Morgan C L, Ruprai A K, Solache A, Lowdell M, Price C P, Cohen S B, Parham P, Madrigal J A, Newman D J
Anthony Nolan Research Institute, The Royal Free Hospital, London NW3 2QG, UK.
Immunogenetics. 1998 Jul;48(2):98-107. doi: 10.1007/s002510050409.

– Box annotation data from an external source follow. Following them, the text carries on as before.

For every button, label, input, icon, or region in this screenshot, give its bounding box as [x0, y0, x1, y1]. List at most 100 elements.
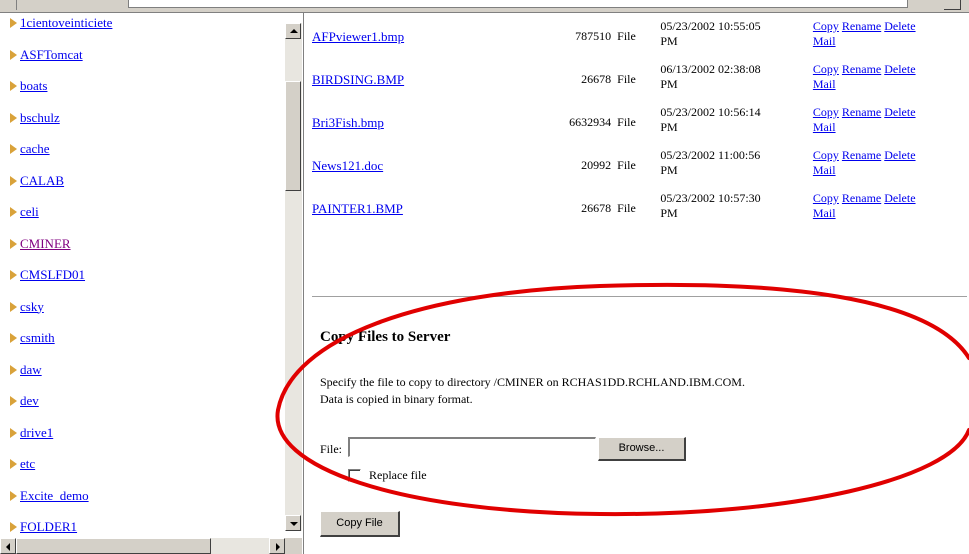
file-modified: 05/23/2002 10:57:30 PM — [646, 191, 811, 234]
delete-link[interactable]: Delete — [884, 105, 915, 119]
rename-link[interactable]: Rename — [842, 191, 881, 205]
mail-link[interactable]: Mail — [813, 163, 836, 177]
directory-item[interactable]: 1cientoveinticiete — [0, 13, 284, 45]
rename-link[interactable]: Rename — [842, 105, 881, 119]
file-link[interactable]: Bri3Fish.bmp — [312, 115, 384, 130]
directory-item[interactable]: celi — [0, 202, 284, 234]
expand-arrow-icon[interactable] — [10, 333, 17, 344]
directory-link[interactable]: dev — [20, 393, 39, 408]
directory-item[interactable]: bschulz — [0, 108, 284, 140]
mail-link[interactable]: Mail — [813, 77, 836, 91]
copy-link[interactable]: Copy — [813, 19, 839, 33]
delete-link[interactable]: Delete — [884, 148, 915, 162]
directory-link[interactable]: FOLDER1 — [20, 519, 77, 534]
rename-link[interactable]: Rename — [842, 62, 881, 76]
expand-arrow-icon[interactable] — [10, 301, 17, 312]
directory-link[interactable]: Excite_demo — [20, 488, 89, 503]
replace-file-checkbox[interactable] — [348, 469, 361, 482]
directory-link[interactable]: celi — [20, 204, 39, 219]
file-name-cell: News121.doc — [312, 148, 504, 191]
expand-arrow-icon[interactable] — [10, 459, 17, 470]
expand-arrow-icon[interactable] — [10, 238, 17, 249]
directory-link[interactable]: CMINER — [20, 236, 71, 251]
expand-arrow-icon[interactable] — [10, 490, 17, 501]
copy-link[interactable]: Copy — [813, 191, 839, 205]
file-modified: 06/13/2002 02:38:08 PM — [646, 62, 811, 105]
scrollbar-corner — [285, 538, 302, 554]
file-type: File — [617, 115, 636, 129]
directory-item[interactable]: CMINER — [0, 234, 284, 266]
file-link[interactable]: News121.doc — [312, 158, 383, 173]
directory-link[interactable]: CMSLFD01 — [20, 267, 85, 282]
file-ampm: PM — [660, 206, 678, 220]
delete-link[interactable]: Delete — [884, 191, 915, 205]
directory-link[interactable]: csmith — [20, 330, 55, 345]
file-link[interactable]: AFPviewer1.bmp — [312, 29, 404, 44]
expand-arrow-icon[interactable] — [10, 522, 17, 533]
directory-item[interactable]: boats — [0, 76, 284, 108]
delete-link[interactable]: Delete — [884, 62, 915, 76]
expand-arrow-icon[interactable] — [10, 364, 17, 375]
directory-link[interactable]: ASFTomcat — [20, 47, 83, 62]
expand-arrow-icon[interactable] — [10, 112, 17, 123]
directory-link[interactable]: bschulz — [20, 110, 60, 125]
rename-link[interactable]: Rename — [842, 148, 881, 162]
expand-arrow-icon[interactable] — [10, 270, 17, 281]
directory-link[interactable]: CALAB — [20, 173, 64, 188]
directory-item[interactable]: daw — [0, 360, 284, 392]
directory-link[interactable]: cache — [20, 141, 50, 156]
directory-link[interactable]: 1cientoveinticiete — [20, 15, 112, 30]
directory-link[interactable]: etc — [20, 456, 35, 471]
delete-link[interactable]: Delete — [884, 19, 915, 33]
directory-link[interactable]: drive1 — [20, 425, 53, 440]
expand-arrow-icon[interactable] — [10, 81, 17, 92]
toolbar-divider — [16, 0, 17, 10]
expand-arrow-icon[interactable] — [10, 175, 17, 186]
directory-item[interactable]: CALAB — [0, 171, 284, 203]
directory-item[interactable]: etc — [0, 454, 284, 486]
directory-item[interactable]: csky — [0, 297, 284, 329]
vertical-scrollbar[interactable] — [285, 23, 302, 531]
mail-link[interactable]: Mail — [813, 120, 836, 134]
scroll-right-button[interactable] — [269, 538, 285, 554]
copy-file-button[interactable]: Copy File — [320, 511, 400, 537]
directory-item[interactable]: drive1 — [0, 423, 284, 455]
rename-link[interactable]: Rename — [842, 19, 881, 33]
scroll-up-button[interactable] — [285, 23, 301, 39]
browse-button[interactable]: Browse... — [598, 437, 686, 461]
mail-link[interactable]: Mail — [813, 34, 836, 48]
file-link[interactable]: PAINTER1.BMP — [312, 201, 403, 216]
scroll-down-button[interactable] — [285, 515, 301, 531]
expand-arrow-icon[interactable] — [10, 396, 17, 407]
directory-item[interactable]: cache — [0, 139, 284, 171]
scroll-left-button[interactable] — [0, 538, 16, 554]
expand-arrow-icon[interactable] — [10, 18, 17, 29]
divider — [312, 296, 967, 298]
directory-item[interactable]: dev — [0, 391, 284, 423]
file-size: 26678 — [581, 72, 612, 86]
copy-link[interactable]: Copy — [813, 148, 839, 162]
scroll-thumb[interactable] — [285, 81, 301, 191]
directory-item[interactable]: CMSLFD01 — [0, 265, 284, 297]
go-button[interactable] — [944, 0, 961, 10]
expand-arrow-icon[interactable] — [10, 207, 17, 218]
expand-arrow-icon[interactable] — [10, 49, 17, 60]
directory-item[interactable]: ASFTomcat — [0, 45, 284, 77]
mail-link[interactable]: Mail — [813, 206, 836, 220]
directory-item[interactable]: Excite_demo — [0, 486, 284, 518]
expand-arrow-icon[interactable] — [10, 144, 17, 155]
directory-item[interactable]: csmith — [0, 328, 284, 360]
directory-link[interactable]: daw — [20, 362, 42, 377]
replace-file-option[interactable]: Replace file — [348, 468, 427, 483]
directory-link[interactable]: csky — [20, 299, 44, 314]
copy-link[interactable]: Copy — [813, 105, 839, 119]
horizontal-scrollbar[interactable] — [0, 538, 285, 554]
replace-file-label: Replace file — [369, 468, 427, 482]
horizontal-scroll-thumb[interactable] — [16, 538, 211, 554]
file-path-input[interactable] — [348, 437, 596, 457]
expand-arrow-icon[interactable] — [10, 427, 17, 438]
file-link[interactable]: BIRDSING.BMP — [312, 72, 404, 87]
copy-link[interactable]: Copy — [813, 62, 839, 76]
directory-link[interactable]: boats — [20, 78, 47, 93]
address-input[interactable] — [128, 0, 908, 8]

We used an optical biosensor to determine the relative binding affinity of peptides to purified HLA class I molecules. In this assay we monitor beta2-microglobulin (beta2m) exchange within the HLA-A2 molecule, whereby native beta2m in the complex is replaced by beta2m immobilized at the surface of the biosensor. Quantitative kinetic measurements permit us to obtain association rate (kass), dissociation rate (kdiss) and affinity constants (KA) for the beta2m exchange reaction, alone, (control) and in the presence of exogenous peptide. We tested a panel of six peptides which had been designed and synthesized with an HLA-A2 binding motif, and had also been tested by the T2-cell binding assay, along with control peptides. The biosensor results demonstrate that exogenous peptide influences the dynamics of beta2m exchange in a sequence-specific manner. Five of six peptides increased the association rate, decreased the dissociation rate, and significantly increased the affinity (KA=1. 55-1.88x10(9) M-1) of HLA-A2 for immobilized beta2m compared with the control (KA =1.14+/-0.04x10(9)M-1), demonstrating stabilization of the complex. One peptide was unable to stabilize the complex, as also shown in the T2 binding assay. However, analysis of peptide sequences demonstrated that the HLA-A2 secondary motif as well as primary motif residues are required for HLA-A2 stabilization. Further experiments demonstrated that beta2m exchange alone cannot stabilize the HLA class I complex at the cell surface until a peptide of sufficient binding affinity is bound. Hence kinetics equal to or below the control values in our biosensor assay probably represent an unstable complex in vivo. Unlike other methods described for the analysis of peptide stabilization, this approach is significantly faster, provides full kinetic analysis, and is simpler, since it requires no labeling of peptides. Furthermore, this may have important implications in the assessment of peptide vaccines.
我们使用光学生物传感器来确定肽与纯化的HLA I类分子的相对结合亲和力。在该测定中,我们监测HLA - A2分子内的β2 - 微球蛋白(β2m)交换,即复合物中的天然β2m被固定在生物传感器表面的β2m所取代。定量动力学测量使我们能够获得β2m交换反应单独(对照)以及在外源肽存在下的缔合速率(kass)、解离速率(kdiss)和亲和常数(KA)。我们测试了一组六种肽,这些肽是按照HLA - A2结合基序设计和合成的,并且也通过T2细胞结合试验以及对照肽进行了测试。生物传感器结果表明,外源肽以序列特异性方式影响β2m交换的动力学。与对照(KA = 1.14±0.04×10⁹ M⁻¹)相比,六种肽中的五种增加了缔合速率,降低了解离速率,并显著增加了HLA - A2对固定化β2m的亲和力(KA = 1.55 - 1.88×10⁹ M⁻¹),表明复合物得到了稳定。一种肽无法稳定复合物,这在T2结合试验中也得到了证实。然而,肽序列分析表明,HLA - A2稳定需要HLA - A2二级基序以及一级基序残基。进一步的实验表明,在结合具有足够结合亲和力的肽之前,仅β2m交换不能在细胞表面稳定HLA I类复合物。因此,在我们的生物传感器测定中,动力学等于或低于对照值可能代表体内不稳定的复合物。与描述的用于分析肽稳定化的其他方法不同,这种方法明显更快,提供完整的动力学分析,并且更简单,因为它不需要对肽进行标记。此外,这可能对肽疫苗的评估具有重要意义。